Montaigne y el misterio de la existencia

Michel de Montaigne (1533-1592) se retiró a su castillo en el Périgord en 1572, una vez que abandonó su puesto de consejero del Parlamento de Burdeos. Allí empezó a escribir sobre temas muy diversos, pero sobre todo sobre sí mismo. Alianza Editorial recoge una selección de estas crónicas en «Ensayos, una antología de Montaigne», con prólogo, traducción y notas de Mauro Armiño. 

Texto: José de María Romero Barea

 

En pleno uso de sus facultades compositivas, Michel de Montaigne mezcla lo atemporal (sus lecturas en la biblioteca de la torre de su residencia de Périgord) con lo histórico (los episodios militares o políticos de las Guerras de religión de Francia (1562-1598)) en sus crónicas que Alianza Editorial recoge en Ensayos, una antología de Montaigne. Con todo ello, Montaigne inventa lo que podríamos denominar la epopeya moderna.

Sus cavilaciones sobre la teología, la masculinidad o la naturaleza están preternaturalmente en sintonía con la complejidad y el misterio de la existencia. Empática e impactante, con clásico afán y novelística contemporaneidad, esta miscelánea arroja una visión universalmente resonante de un mundo perdido.

Una prosa ferozmente abigarrada, tan diversa como divertida, aborda la pertinencia de la memoria en nuestra contemporaneidad, con un desparpajo verbal que evita que el resultado luzca artificial: “Hallar satisfacción en estar vivos no depende de los años que uno tenga, sino de la voluntad de vivirlos”.

Al modo de las Obras morales del griego Plutarco (46-120), el hacedor galo va del pretérito al presente como quien se acomoda en su asiento. Como “el alma que no tiene un propósito fijo en este mundo está perdida”, enhebra el retrato intemporal, aunque históricamente preciso, de un individuo para el que “estar en todas partes significa no estar en parte alguna”.

Su defensa de la relatividad (“Aferrarse tan obstinada como apasionadamente a la propia opinión es la mejor prueba de estupidez”) postula habitar los momentos como los experimentamos, yuxtapuestos a las anécdotas personales del moralista europeo. Se abre paso, de este modo, una meditación sobre la importancia –y la inconveniencia– de decir siempre la verdad.

En esta colección de tratados, Montaigne oscila entre la primera y la tercera persona para narrar su historia personal al tiempo que acota un retrato expansivo de lo que lo rodea, con una profundidad e interioridad trufada de referencias no solo a los clásicos grecolatinos, sino a los historiadores y poetas de la época.

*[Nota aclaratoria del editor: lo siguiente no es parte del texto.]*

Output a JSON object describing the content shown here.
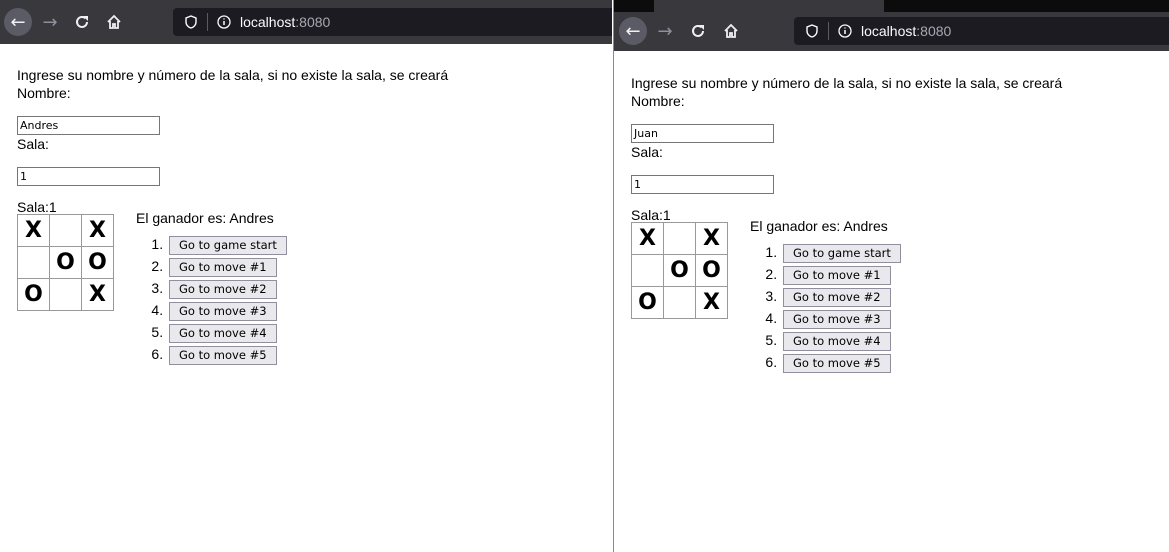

Orgulloso, incesantemente cuestionador, conscientemente precoz e infatigablemente propenso a la hilaridad, el inusual, nítido y calibrado estilo de un pedagogo nato lleva sus experiencias a un intertexto que invita a nuestras disquisiciones para que lo completemos (aunque “es a mí a quien pinto”, nos advierte en el Prefacio).

En estos ensayos seguimos la ansiosa interioridad del gentilhombre perigordino del siglo XVI (“Me estudio a mí mismo más que a cualquier otra cosa. Esa es mi metafísica, esa es mi física”). Discurrimos de su mano a lo largo de un período que transcurre entre cambios externos significativos. Mientras, la preocupación omnipresente de un intelectual que sobrevive es la cronología, que describe con una intensidad que recordaremos para siempre.

Ensayos, una antología de Montaigne, nos ofrece, en lugar de una autobiografía detallada, las instantáneas de una sinceridad prolijamente cultivada, adosada a los detalles convincentes de una subsistencia que discurre lúcidamente: “Mi existencia ha estado llena de terribles desgracias, la mayoría de las cuales nunca tuvieron lugar”. Montaigne logra capturar las complejidades de la actualidad empleando las dinámicas del pasado. Afloran en la escritura del francés intimaciones de la posteridad: “Alguien que teme sufrir por algo ya está sufriendo por lo que teme”.

Son crónicas ricamente observadas salpicadas de sardónicos apartes: “Nada fija una cosa en el recuerdo tan intensamente como el deseo de olvidarla”. A lo largo de este proto-relato de formación, emerge la autorredacción pormenorizada, articulada en una crónica de la experiencia corporal. Un analista del momento intelectual articula la excelencia a escala comprimida, consciente de que “lo único seguro del futuro es la incertidumbre”.